Parallel zur JEM wurde das Dähnepokal-Ausscheidungstrunier ausgetragen. Dieses Turnier wendet sich primär an die erwachsenen Schachspieler. Leider war die Resonanz hier längst nicht so gut wie bei den Jugendlichen. Ursprünglich sollte es nach demselben Modus wie die JEM ausgetragen werden. Aber es fanden nur 6 Spieler zu diesem Turnier, das sich in erster Linie an die Erwachsenen richtete. Drei vorangemeldete Spieler nahmen leider nicht teil. Damit setzt sich zumindest hier der Trend der letzten Jahre fort, in denen dieses Turnier regelmäßig unter Teilnehmermangel litt. So wurde ein einfaches Rundenturnier gespielt mit derselben Bedenkzeit wie die Kids, jedoch mit zwei Runden weniger. Hier siegte Vladimir Zotin vor Finn Hilgendorff und Dr. Martin Lichte. Einen Pokal gab es hier nur für den Sieger. Die Plätze 1-3 erhielten darüber hinaus Urkunden. Auch hier bitte die weiteren Plätze der Tabelle entnehmen. Allerdings war dieses Turnier im Gegensatz zur JEM gleichzeitig ein Qualifikationsturnier für den Schachbezirk Oldenburg-Ostfriesland (SBOO). Der Sieger nimmt am Halbfinale des SBOO-Dähnepokals teil. Die Auslosung hat ergeben, dass er sich mit dem Sieger von Südoldenburg (welcher Heimrecht genießt) messen muss.
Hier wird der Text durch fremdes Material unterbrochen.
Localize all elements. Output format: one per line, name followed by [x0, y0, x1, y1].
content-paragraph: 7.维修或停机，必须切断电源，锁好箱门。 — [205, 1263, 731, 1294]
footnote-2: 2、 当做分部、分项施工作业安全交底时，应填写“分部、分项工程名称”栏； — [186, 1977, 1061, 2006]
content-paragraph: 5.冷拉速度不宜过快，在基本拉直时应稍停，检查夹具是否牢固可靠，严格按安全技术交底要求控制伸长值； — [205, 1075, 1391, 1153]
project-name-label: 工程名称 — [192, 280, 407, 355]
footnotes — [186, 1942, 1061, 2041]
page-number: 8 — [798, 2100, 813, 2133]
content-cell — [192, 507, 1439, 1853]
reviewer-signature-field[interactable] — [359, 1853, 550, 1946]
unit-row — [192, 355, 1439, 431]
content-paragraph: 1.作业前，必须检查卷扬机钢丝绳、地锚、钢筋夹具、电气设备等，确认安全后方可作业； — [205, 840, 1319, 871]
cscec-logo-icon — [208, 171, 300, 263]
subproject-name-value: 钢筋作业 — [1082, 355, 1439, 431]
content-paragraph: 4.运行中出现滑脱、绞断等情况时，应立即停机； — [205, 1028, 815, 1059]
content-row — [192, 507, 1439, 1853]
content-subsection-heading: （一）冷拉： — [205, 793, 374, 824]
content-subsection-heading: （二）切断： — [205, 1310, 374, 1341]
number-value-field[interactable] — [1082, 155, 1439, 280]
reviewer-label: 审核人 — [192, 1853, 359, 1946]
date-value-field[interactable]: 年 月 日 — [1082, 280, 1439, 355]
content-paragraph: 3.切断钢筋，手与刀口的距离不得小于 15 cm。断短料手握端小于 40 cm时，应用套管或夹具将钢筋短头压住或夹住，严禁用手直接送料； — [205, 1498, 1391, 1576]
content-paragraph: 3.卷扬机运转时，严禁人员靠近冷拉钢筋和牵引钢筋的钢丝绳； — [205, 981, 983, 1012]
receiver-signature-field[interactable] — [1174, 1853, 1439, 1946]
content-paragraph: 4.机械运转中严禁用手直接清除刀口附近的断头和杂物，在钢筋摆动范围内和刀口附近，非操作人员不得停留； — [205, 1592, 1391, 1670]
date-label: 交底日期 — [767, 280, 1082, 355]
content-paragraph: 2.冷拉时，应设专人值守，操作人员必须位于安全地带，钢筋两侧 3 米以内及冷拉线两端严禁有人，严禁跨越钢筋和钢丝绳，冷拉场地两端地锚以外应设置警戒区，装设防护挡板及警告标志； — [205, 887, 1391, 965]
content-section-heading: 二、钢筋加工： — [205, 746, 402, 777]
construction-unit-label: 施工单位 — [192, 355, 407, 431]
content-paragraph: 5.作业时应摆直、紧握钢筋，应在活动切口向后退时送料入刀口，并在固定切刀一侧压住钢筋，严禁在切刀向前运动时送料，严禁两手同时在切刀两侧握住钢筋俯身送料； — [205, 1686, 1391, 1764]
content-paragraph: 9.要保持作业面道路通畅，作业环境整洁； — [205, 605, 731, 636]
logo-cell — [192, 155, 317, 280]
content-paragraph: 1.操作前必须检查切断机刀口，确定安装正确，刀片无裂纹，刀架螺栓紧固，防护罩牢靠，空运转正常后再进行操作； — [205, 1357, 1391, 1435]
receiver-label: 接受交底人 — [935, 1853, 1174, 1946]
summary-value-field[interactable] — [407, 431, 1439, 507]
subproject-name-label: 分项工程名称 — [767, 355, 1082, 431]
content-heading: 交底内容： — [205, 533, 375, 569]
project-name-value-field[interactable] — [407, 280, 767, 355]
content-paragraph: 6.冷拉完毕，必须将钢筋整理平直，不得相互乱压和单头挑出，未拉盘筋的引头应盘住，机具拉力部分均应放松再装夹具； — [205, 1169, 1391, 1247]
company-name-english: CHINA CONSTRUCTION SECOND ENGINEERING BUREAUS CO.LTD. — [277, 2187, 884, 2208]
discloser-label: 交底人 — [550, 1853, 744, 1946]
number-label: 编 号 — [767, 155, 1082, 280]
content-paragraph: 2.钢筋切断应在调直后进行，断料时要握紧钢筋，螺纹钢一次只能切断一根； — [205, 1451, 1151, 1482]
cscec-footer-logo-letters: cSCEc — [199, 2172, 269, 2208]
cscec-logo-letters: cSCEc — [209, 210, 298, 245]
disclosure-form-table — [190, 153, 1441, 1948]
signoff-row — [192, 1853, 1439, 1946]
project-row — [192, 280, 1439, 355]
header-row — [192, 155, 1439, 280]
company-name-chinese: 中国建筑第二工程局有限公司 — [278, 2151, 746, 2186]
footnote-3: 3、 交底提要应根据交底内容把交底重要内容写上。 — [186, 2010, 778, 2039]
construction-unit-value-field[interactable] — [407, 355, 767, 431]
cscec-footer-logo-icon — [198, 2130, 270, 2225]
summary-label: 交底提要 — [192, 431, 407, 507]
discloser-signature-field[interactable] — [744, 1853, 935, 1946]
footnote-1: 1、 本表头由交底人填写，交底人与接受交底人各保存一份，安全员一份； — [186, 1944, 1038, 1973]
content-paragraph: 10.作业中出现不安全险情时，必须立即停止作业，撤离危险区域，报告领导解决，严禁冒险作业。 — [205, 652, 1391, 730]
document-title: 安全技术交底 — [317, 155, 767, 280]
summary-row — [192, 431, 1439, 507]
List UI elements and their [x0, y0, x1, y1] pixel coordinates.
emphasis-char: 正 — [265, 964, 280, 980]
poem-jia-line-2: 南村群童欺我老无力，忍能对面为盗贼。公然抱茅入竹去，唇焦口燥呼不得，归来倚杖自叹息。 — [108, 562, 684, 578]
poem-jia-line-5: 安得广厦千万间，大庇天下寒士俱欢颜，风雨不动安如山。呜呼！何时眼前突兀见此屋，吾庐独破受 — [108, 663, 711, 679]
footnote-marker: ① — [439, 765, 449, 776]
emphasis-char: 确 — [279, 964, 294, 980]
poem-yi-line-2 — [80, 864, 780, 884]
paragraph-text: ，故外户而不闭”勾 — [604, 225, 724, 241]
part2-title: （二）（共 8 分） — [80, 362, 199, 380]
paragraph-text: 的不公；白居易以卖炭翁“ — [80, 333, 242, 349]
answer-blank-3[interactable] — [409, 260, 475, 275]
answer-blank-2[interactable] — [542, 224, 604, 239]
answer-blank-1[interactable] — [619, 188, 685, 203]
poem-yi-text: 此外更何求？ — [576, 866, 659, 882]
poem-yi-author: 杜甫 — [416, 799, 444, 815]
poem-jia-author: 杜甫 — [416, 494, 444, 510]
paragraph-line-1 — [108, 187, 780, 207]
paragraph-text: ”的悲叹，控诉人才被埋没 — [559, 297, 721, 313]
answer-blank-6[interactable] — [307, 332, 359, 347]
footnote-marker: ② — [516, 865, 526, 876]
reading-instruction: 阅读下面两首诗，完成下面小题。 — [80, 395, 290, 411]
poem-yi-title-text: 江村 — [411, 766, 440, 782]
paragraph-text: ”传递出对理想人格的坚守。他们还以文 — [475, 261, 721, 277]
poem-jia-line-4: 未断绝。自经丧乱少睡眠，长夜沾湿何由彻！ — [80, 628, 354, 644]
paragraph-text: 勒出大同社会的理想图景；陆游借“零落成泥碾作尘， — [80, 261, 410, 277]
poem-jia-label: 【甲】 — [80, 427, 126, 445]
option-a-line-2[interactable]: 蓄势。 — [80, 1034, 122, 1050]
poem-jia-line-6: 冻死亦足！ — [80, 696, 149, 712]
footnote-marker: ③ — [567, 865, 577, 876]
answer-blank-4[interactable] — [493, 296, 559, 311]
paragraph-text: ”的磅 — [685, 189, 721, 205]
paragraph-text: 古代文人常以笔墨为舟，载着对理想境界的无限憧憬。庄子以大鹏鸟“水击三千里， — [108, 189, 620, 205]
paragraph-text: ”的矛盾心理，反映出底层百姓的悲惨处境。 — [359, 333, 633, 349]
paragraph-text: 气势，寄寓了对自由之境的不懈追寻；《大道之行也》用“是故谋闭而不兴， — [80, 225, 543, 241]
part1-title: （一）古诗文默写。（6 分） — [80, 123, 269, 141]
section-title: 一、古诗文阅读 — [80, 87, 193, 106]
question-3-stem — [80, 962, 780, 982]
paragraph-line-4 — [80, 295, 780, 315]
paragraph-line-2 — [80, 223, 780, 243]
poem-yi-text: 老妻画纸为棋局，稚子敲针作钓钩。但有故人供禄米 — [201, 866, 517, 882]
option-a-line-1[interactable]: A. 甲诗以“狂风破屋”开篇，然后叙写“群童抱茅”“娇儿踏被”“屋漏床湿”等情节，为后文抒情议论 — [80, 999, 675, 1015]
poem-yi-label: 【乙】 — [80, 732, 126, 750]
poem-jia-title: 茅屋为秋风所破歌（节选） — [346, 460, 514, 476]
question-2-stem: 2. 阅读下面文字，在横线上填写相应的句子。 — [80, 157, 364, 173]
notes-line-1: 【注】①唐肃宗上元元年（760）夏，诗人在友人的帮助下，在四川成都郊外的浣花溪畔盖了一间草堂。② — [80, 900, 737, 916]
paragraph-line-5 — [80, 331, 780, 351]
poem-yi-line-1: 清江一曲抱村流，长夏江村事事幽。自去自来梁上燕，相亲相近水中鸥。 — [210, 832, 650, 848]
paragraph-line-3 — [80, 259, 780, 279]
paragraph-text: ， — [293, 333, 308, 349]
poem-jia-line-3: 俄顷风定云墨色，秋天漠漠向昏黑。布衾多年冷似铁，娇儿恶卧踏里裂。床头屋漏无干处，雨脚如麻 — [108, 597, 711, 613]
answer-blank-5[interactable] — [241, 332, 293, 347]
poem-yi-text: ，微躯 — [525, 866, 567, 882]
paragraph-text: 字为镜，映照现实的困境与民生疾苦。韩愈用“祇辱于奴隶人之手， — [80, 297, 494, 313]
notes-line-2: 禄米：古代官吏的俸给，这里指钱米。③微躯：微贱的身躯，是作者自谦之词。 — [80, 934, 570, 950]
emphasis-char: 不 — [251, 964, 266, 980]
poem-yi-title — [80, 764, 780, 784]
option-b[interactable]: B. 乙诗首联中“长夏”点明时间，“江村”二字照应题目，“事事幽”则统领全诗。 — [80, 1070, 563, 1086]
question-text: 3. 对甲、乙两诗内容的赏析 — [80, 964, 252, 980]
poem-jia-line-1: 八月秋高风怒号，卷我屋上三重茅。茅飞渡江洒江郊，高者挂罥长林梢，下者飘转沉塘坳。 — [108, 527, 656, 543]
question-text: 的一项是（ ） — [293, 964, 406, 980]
Darüber hinaus konnte sich jeder Teilnehmer (sowohl der JEM als auch des Dähnepokals) über ein Schachbuch aus dem Nachlass unseres im letzten Jahr verstorbenen Schachfreundes Stefan Dunker freuen. Die Turniere gingen ohne Probleme über die Bühne. Zwar wurde es ab und zu etwas laut. Aber beschwert hat sich deswegen bei mir niemand.
Die JEM war sicherlich ein voller Erfolg. Aber vielleicht sollte man beim Dähnepokal nächstes Jahr ggf. dich Rücksicht nehmen auf den Muttertag und das Turnier an einem anderen Tag austragen. Vielleicht kommen dann ja ein paar Teilnehmer mehr.